I am physically and emotionally drained. It feels like these last three and a half days have lasted for a whole week. Zachariah is still sick. His fever is down, but he has a bad cough and he cant breathe due to his stuffy/runny nose. He is on several meds, which I am sure is helping... but I want an immediate fix. I am functioning on little to no sleep with a clingy, fussy, and sick toddler. Did I mention that he is skipping his naps and not eating much? Yeah. My patience is gone. I need to borrow someones sanity.

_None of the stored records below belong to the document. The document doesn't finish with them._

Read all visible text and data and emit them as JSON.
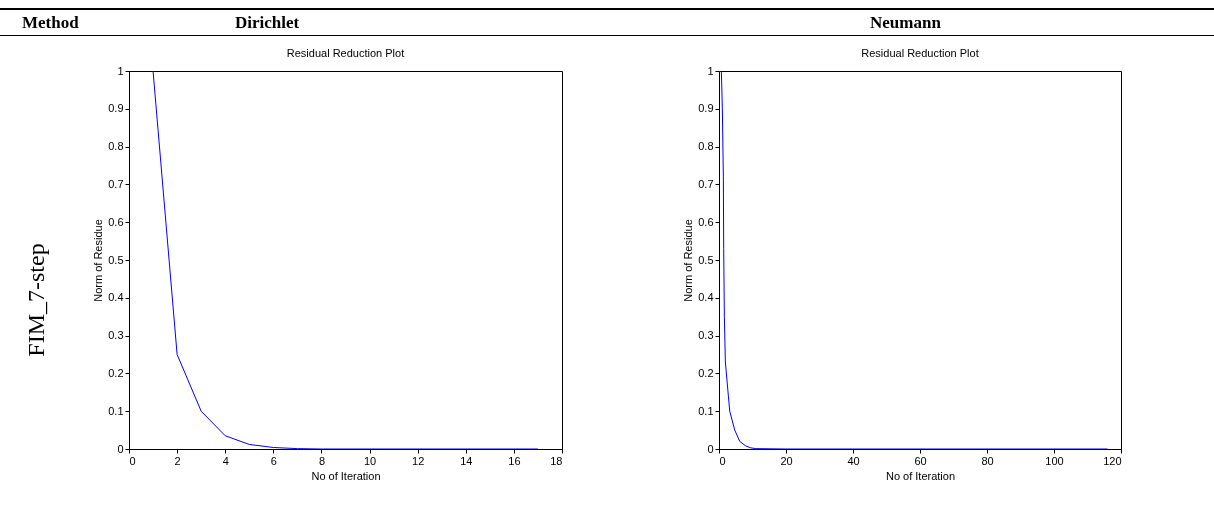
{
  "chart_data": [
    {
      "type": "line",
      "title": "Residual Reduction Plot",
      "xlabel": "No of Iteration",
      "ylabel": "Norm of Residue",
      "annotations": [
        "Method",
        "Dirichlet",
        "FIM_7-step"
      ],
      "x": [
        1,
        2,
        3,
        4,
        5,
        6,
        7,
        8,
        17
      ],
      "series": [
        {
          "color": "#0000ff",
          "values": [
            1,
            0.25,
            0.1,
            0.035,
            0.012,
            0.004,
            0.001,
            0,
            0
          ]
        }
      ],
      "xlim": [
        0,
        18
      ],
      "xticks": [
        0,
        2,
        4,
        6,
        8,
        10,
        12,
        14,
        16,
        18
      ],
      "ylim": [
        0,
        1
      ],
      "yticks": [
        0,
        0.1,
        0.2,
        0.3,
        0.4,
        0.5,
        0.6,
        0.7,
        0.8,
        0.9,
        1
      ],
      "marker": "none"
    },
    {
      "type": "line",
      "title": "Residual Reduction Plot",
      "xlabel": "No of Iteration",
      "ylabel": "Norm of Residue",
      "annotations": [
        "Neumann"
      ],
      "x": [
        0.7,
        1,
        1.3,
        1.4,
        1.6,
        1.9,
        2.8,
        3.2,
        4.7,
        6.2,
        8,
        9.5,
        11,
        20,
        116
      ],
      "series": [
        {
          "color": "#0000ff",
          "values": [
            1,
            0.9,
            0.72,
            0.53,
            0.35,
            0.23,
            0.14,
            0.1,
            0.05,
            0.02,
            0.008,
            0.003,
            0.001,
            0,
            0
          ]
        }
      ],
      "xlim": [
        0,
        120
      ],
      "xticks": [
        0,
        20,
        40,
        60,
        80,
        100,
        120
      ],
      "ylim": [
        0,
        1
      ],
      "yticks": [
        0,
        0.1,
        0.2,
        0.3,
        0.4,
        0.5,
        0.6,
        0.7,
        0.8,
        0.9,
        1
      ],
      "marker": "none"
    }
  ]
}
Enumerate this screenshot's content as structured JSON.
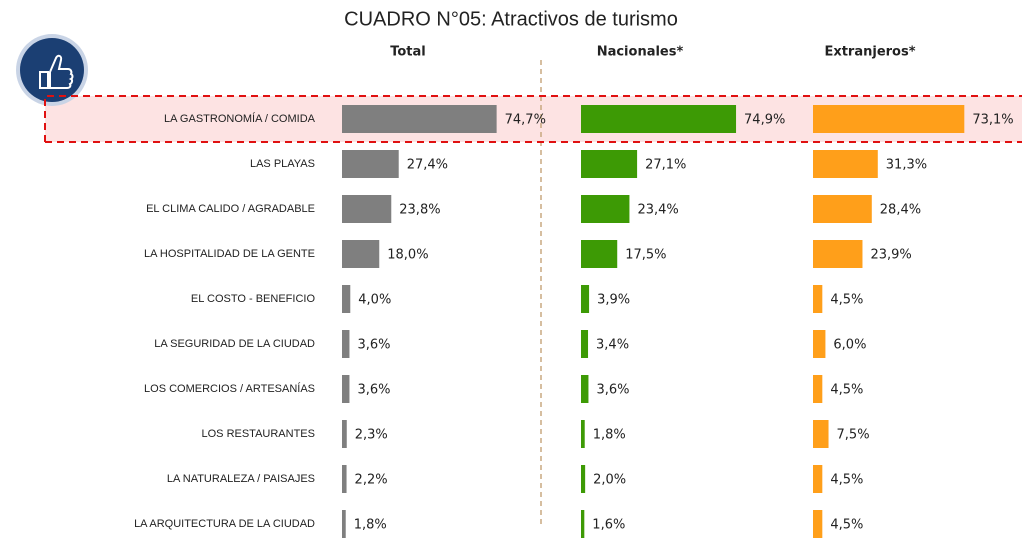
{
  "chart_data": {
    "type": "bar",
    "orientation": "horizontal",
    "title": "CUADRO N°05: Atractivos de turismo",
    "categories": [
      "LA GASTRONOMÍA / COMIDA",
      "LAS PLAYAS",
      "EL CLIMA CALIDO / AGRADABLE",
      "LA HOSPITALIDAD DE LA GENTE",
      "EL COSTO - BENEFICIO",
      "LA SEGURIDAD DE LA CIUDAD",
      "LOS COMERCIOS / ARTESANÍAS",
      "LOS RESTAURANTES",
      "LA NATURALEZA / PAISAJES",
      "LA ARQUITECTURA DE LA CIUDAD"
    ],
    "series": [
      {
        "name": "Total",
        "color": "#7f7f7f",
        "values": [
          74.7,
          27.4,
          23.8,
          18.0,
          4.0,
          3.6,
          3.6,
          2.3,
          2.2,
          1.8
        ],
        "value_labels": [
          "74,7%",
          "27,4%",
          "23,8%",
          "18,0%",
          "4,0%",
          "3,6%",
          "3,6%",
          "2,3%",
          "2,2%",
          "1,8%"
        ]
      },
      {
        "name": "Nacionales*",
        "color": "#3d9a05",
        "values": [
          74.9,
          27.1,
          23.4,
          17.5,
          3.9,
          3.4,
          3.6,
          1.8,
          2.0,
          1.6
        ],
        "value_labels": [
          "74,9%",
          "27,1%",
          "23,4%",
          "17,5%",
          "3,9%",
          "3,4%",
          "3,6%",
          "1,8%",
          "2,0%",
          "1,6%"
        ]
      },
      {
        "name": "Extranjeros*",
        "color": "#ff9f1a",
        "values": [
          73.1,
          31.3,
          28.4,
          23.9,
          4.5,
          6.0,
          4.5,
          7.5,
          4.5,
          4.5
        ],
        "value_labels": [
          "73,1%",
          "31,3%",
          "28,4%",
          "23,9%",
          "4,5%",
          "6,0%",
          "4,5%",
          "7,5%",
          "4,5%",
          "4,5%"
        ]
      }
    ]
  }
}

We are going to try to go to the Doctor tomorrow or Tuesday. So I will have more info as to what exactly is wrong with my little man. One day I will get around to posting an actual Christmas post. Pictures and all. But that will have to wait until I get a few hours of shut eye.

3 comments:

jamie b said...

bless your heart! i know how it feels. this too shall pass. it's hard to believe that though when you're exhausted. i pray the doctors can see Z right away!

tammi said...

Those are rough times! It's so hard to have the other person be the #1 priority....all the time, every day, all day long, NO breaks for you.

motherhood is hard! i'm feel'n ya...have one of the grandma's come over and hang with him for awhile so you can sleep. Then go out for 30 minutes or an hour and get a coffee and read a magazine. Trust me - it'll do wonders to re-energize you!

Anonymous said...

I bet I know someone who would trade with you.